Since calling time on his prestigious playing career and moving into management, Ruud Gullit has managed such sides as Chelsea, Newcastle and Feyenoord, but this week the 48-year-old former Dutch international took charge of Chechen minnows Terek Grozny, a small Russian Premier League side from a region that has been ravaged by two bloody wars in the last 15 years. Arriving in Grozny to a hero’s welcome on Wednesday, Gullit admitted that he knew nothing of Terek prior to his appointment, but that it was his intention to lead the side that finished last season two places above the relegation zone into European competition.
Two time World Player of the Year Gullit, who captained the Netherlands national side to victory in the 1988 European Championships, told reporters he had been “stunned”

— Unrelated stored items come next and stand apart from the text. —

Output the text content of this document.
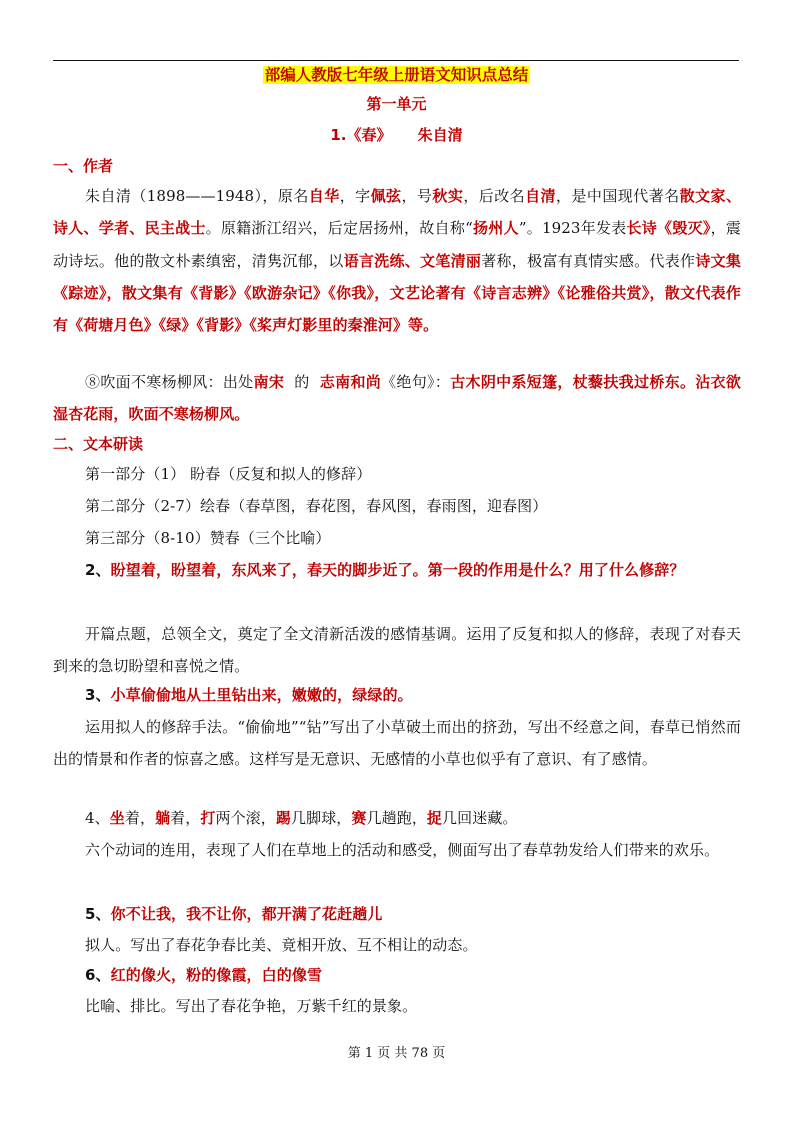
部编人教版七年级上册语文知识点总结
第一单元
1.《春》     朱自清
一、作者
朱自清（1898——1948），原名自华，字佩弦，号秋实，后改名自清，是中国现代著名散文家、诗人、学者、民主战士。原籍浙江绍兴，后定居扬州，故自称“扬州人”。1923年发表长诗《毁灭》，震动诗坛。他的散文朴素缜密，清隽沉郁，以语言洗练、文笔清丽著称，极富有真情实感。代表作诗文集《踪迹》，散文集有《背影》《欧游杂记》《你我》，文艺论著有《诗言志辨》《论雅俗共赏》，散文代表作有《荷塘月色》《绿》《背影》《桨声灯影里的秦淮河》等。
⑧吹面不寒杨柳风：出处南宋  的  志南和尚《绝句》：古木阴中系短篷，杖藜扶我过桥东。沾衣欲湿杏花雨，吹面不寒杨柳风。
二、文本研读
第一部分（1） 盼春（反复和拟人的修辞）
第二部分（2-7）绘春（春草图，春花图，春风图，春雨图，迎春图）
第三部分（8-10）赞春（三个比喻）
2、盼望着，盼望着，东风来了，春天的脚步近了。第一段的作用是什么？用了什么修辞？
开篇点题，总领全文，奠定了全文清新活泼的感情基调。运用了反复和拟人的修辞，表现了对春天到来的急切盼望和喜悦之情。
3、小草偷偷地从土里钻出来，嫩嫩的，绿绿的。
运用拟人的修辞手法。“偷偷地”“钻”写出了小草破土而出的挤劲，写出不经意之间，春草已悄然而出的情景和作者的惊喜之感。这样写是无意识、无感情的小草也似乎有了意识、有了感情。
4、坐着，躺着，打两个滚，踢几脚球，赛几趟跑，捉几回迷藏。
六个动词的连用，表现了人们在草地上的活动和感受，侧面写出了春草勃发给人们带来的欢乐。
5、你不让我，我不让你，都开满了花赶趟儿
拟人。写出了春花争春比美、竟相开放、互不相让的动态。
6、红的像火，粉的像霞，白的像雪
比喻、排比。写出了春花争艳，万紫千红的景象。
第 1 页 共 78 页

Gullit, wearing a green Chechen Republic scarf, arrived in the region’s capital to be greeted by hundreds of enthusiastic Terek Grozny supporters, who chanted his name and performed a traditional dance for him. He was lured to Chechnya on an eighteen month contract by club owner and Republic leader Ramzan Kadyrov, an avid sports fan, who praised Gullit for being a “real man“, and for not being put off by Chechnya’s fragile security. The region became notorious in the 1990’s after Chechen rebels fought two vicious wars against Russian forces over 15 years and although the last of those conflicts ended in 2009, some sporadic violence still continues, as insurgents have continued to cause explosions and conduct hit-and-run raids.
How Gullit will take to his new job and tense surroundings, especially after his previous employments, the most recent of which was with David Beckham’s LA Galaxy, remains to be seen, but he has already gone on record as saying he does not expect to be spending much time in the city, which is still recovering from the two conflicts to hit the area. Instead, Gullit will only come to Grozny for matches, spending the majority of his time, along with the rest of his squad, in the Russian spa resort of Kislovodsk, roughly 150 miles west of Grozny. However, Chechnya’s dark recent history does not appear to have fazed Gullit who claimed his only concern was overcoming the language barrier. Asked if he was afraid of being in Grozny, Gullit replied “no“, before adding; “The stereotypes about the Caucasus do not match what is really happening here. Does it seem awful to me? No, I’ve been in more awful, dangerous and impoverished regions. I’ve been to Darfur and saw how people live there.”
Terek Grozny were formed in 1958 but vanished when war first broke out in 1994 and did not play again until 2001, although they soon went on to win both the Russian Cup and First Division in 2004, before winning promotion to the RPL in 2008. This turnaround in fortunes has been hailed a huge success by the Russian authorities anxious to re-integrate Chechnya after the political damage caused by the two wars. When asked about the danger posed by the continuing violence, Ramzan Kadyrov declared Chechnya “the safest place“. However, explosions hit three different areas of Grozny on Tuesday evening, injuring three police officers and two civilians.
Gullit, however, remains upbeat about the opportunity he has turned this little known side into one of Russia’s top clubs. “I have already had a chance to work at the club and now I know — it has no weaknesses. These are good football players who you can work with and achieve your goals. Obviously I could have never possibly imagined one day ending up in the Caucasus. Terek’s phone call stunned me. But life is full of surprises.”